Anna & Dream

Anna & Dream
Episode 18 MAAF


__ADS_3

Tampak ruang makan itu tidak terlalu besar terdapat perapian tidak jauh dari meja makan yang terbuat dari kayu dan dua buah kursi kayu panjang di sampinya. Lian sudah duduk menunggu mereka.



“Ayo makan, aku sudah sangat lapar.” Lian mengambil beberapa kentang rebus dan ikan yang di bakar, begitu juga dengan Lily dan Anna.

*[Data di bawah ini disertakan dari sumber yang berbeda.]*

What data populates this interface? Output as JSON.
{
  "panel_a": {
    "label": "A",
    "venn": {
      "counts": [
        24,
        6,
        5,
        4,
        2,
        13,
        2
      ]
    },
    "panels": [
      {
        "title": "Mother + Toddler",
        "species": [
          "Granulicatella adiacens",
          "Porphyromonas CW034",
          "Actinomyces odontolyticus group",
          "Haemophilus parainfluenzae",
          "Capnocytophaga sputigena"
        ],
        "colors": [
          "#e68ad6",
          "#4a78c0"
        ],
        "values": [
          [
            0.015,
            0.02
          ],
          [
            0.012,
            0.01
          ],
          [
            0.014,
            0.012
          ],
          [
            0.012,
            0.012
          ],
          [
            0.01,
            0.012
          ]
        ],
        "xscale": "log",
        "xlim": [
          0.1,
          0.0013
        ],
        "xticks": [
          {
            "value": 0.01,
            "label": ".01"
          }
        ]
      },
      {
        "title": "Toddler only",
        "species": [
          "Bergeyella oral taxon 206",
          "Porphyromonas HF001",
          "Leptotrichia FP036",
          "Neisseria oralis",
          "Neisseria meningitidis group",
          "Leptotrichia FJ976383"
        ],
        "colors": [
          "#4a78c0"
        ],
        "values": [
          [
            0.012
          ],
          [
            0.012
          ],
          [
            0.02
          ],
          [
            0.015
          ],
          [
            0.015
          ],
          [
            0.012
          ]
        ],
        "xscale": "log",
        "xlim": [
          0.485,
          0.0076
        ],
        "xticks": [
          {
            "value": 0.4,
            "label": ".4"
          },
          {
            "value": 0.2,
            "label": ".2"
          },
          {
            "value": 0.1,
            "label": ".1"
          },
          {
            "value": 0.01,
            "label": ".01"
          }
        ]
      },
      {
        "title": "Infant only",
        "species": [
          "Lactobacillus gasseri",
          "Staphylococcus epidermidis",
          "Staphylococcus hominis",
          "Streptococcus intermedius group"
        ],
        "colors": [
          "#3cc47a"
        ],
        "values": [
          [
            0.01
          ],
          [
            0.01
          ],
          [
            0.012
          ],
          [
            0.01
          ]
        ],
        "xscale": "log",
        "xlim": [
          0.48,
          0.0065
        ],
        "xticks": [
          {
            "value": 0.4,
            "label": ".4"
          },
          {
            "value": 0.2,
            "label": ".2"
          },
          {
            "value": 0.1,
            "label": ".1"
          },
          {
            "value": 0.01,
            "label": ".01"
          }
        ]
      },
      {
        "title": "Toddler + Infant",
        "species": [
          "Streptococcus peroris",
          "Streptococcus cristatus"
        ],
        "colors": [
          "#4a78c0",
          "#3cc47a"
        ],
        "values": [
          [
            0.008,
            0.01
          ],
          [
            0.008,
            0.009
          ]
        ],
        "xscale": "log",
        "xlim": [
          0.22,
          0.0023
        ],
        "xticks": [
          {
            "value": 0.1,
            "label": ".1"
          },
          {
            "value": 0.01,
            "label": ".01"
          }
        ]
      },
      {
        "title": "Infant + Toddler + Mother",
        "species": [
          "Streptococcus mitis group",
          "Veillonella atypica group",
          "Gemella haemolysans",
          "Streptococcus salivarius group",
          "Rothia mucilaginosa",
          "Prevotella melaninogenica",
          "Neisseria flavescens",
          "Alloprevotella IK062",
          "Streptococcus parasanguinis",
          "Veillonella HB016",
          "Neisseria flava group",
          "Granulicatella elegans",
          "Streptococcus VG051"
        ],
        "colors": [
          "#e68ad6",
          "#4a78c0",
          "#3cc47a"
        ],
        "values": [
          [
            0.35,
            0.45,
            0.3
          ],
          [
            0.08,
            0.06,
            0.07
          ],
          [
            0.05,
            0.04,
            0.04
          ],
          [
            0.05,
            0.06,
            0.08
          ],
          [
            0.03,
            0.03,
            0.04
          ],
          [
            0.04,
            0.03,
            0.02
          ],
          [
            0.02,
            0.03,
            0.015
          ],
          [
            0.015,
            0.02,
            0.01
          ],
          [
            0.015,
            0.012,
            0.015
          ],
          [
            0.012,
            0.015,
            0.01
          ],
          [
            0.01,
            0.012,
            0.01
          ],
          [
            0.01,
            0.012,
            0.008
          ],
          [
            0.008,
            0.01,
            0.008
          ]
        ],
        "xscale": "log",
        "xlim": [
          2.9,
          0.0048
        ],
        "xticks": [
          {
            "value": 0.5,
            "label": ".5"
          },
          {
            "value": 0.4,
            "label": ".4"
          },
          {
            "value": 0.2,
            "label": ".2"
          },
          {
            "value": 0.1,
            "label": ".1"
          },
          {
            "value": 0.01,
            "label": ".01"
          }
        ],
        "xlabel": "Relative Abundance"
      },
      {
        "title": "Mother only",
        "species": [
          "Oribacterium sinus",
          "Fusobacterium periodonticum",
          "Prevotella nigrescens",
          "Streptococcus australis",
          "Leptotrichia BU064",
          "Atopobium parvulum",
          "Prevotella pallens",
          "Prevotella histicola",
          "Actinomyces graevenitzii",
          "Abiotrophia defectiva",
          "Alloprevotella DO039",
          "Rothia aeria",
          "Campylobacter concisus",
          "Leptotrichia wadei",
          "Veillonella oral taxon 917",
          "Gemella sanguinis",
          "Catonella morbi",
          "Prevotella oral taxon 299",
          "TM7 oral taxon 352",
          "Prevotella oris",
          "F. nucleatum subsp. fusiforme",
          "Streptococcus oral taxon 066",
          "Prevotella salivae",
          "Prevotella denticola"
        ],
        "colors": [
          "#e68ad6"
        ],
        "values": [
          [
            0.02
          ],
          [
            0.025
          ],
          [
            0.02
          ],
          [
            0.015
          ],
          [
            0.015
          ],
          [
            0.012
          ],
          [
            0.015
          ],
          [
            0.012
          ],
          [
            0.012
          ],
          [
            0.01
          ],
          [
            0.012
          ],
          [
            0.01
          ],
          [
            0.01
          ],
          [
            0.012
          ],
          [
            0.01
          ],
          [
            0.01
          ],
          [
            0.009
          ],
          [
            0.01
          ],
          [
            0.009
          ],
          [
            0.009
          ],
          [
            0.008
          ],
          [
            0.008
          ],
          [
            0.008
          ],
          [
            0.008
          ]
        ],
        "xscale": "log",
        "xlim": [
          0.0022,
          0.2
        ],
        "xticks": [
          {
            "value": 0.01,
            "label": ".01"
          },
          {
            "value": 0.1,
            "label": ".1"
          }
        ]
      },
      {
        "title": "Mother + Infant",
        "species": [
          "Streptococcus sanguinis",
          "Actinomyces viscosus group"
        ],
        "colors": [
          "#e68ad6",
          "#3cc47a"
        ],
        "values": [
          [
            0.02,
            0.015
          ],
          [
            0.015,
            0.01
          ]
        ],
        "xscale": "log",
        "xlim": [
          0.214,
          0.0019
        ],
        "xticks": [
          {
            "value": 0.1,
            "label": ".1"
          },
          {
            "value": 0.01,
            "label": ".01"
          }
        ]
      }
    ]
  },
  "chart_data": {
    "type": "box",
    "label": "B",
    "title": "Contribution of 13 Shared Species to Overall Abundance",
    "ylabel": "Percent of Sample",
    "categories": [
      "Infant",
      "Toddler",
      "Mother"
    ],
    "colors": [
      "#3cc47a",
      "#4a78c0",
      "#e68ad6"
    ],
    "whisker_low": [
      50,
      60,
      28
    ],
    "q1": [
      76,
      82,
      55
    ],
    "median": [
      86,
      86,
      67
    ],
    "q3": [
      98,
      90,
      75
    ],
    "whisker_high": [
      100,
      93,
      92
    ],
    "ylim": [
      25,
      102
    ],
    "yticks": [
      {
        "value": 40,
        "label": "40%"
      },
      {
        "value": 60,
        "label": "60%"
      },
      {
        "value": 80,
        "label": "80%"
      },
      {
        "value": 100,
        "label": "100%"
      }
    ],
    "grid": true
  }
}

“Jack mana?” Lily bertanya, Lian hanya mengangkat bahu. Anna tidak perduli ia masih terlihat kesal karena ciuman Jack, tapi ia juga merasa bersalah karena menamparnya ia


tahu Jack melakukansemua itu demi kebaikannya.



“Kita harus melanjutkan perjalan” Anna memecah kesunyian di meja makan.



“ Tentu saja.” jawab Lily dengan penuh keyakinan.



“Bisakah besok kita berangkat.” Lian menyarankan. Anna tampak mengangguk setujuh,


bagaimanapun ia harus meletakan kalungnya pada tempatnya.



“Apakah kita sudah menyiapakan bekal selama di perjalanan?”



“Kau tidak usah memikirkan itu Anna, aku akan menyiapkan segala sesuatunya.” Lily meyakinkan.



Hari semakin gelap tapi Anna masih tidak melihat sosok pria yang telah menciumnya, saat makan malampun gadis itu tidak melihat keberadaan Jack. Anna memutuskan untuk keluar rumah mencari laki-laki yang setia selama empat tahun memberikanya obat, bagaimanapun ia harus memberitahu pria itu kalau besok mereka harus melanjutkan perjalanan.



Tepat di depan air terjun terlihat seseorang sedang duduk menatap langit sambil meremdam kakinya, Anna mencoba menghampiri dan duduk di sampinya ia harus meminta maaf pada Jack karena telah menamparnya tadi siang.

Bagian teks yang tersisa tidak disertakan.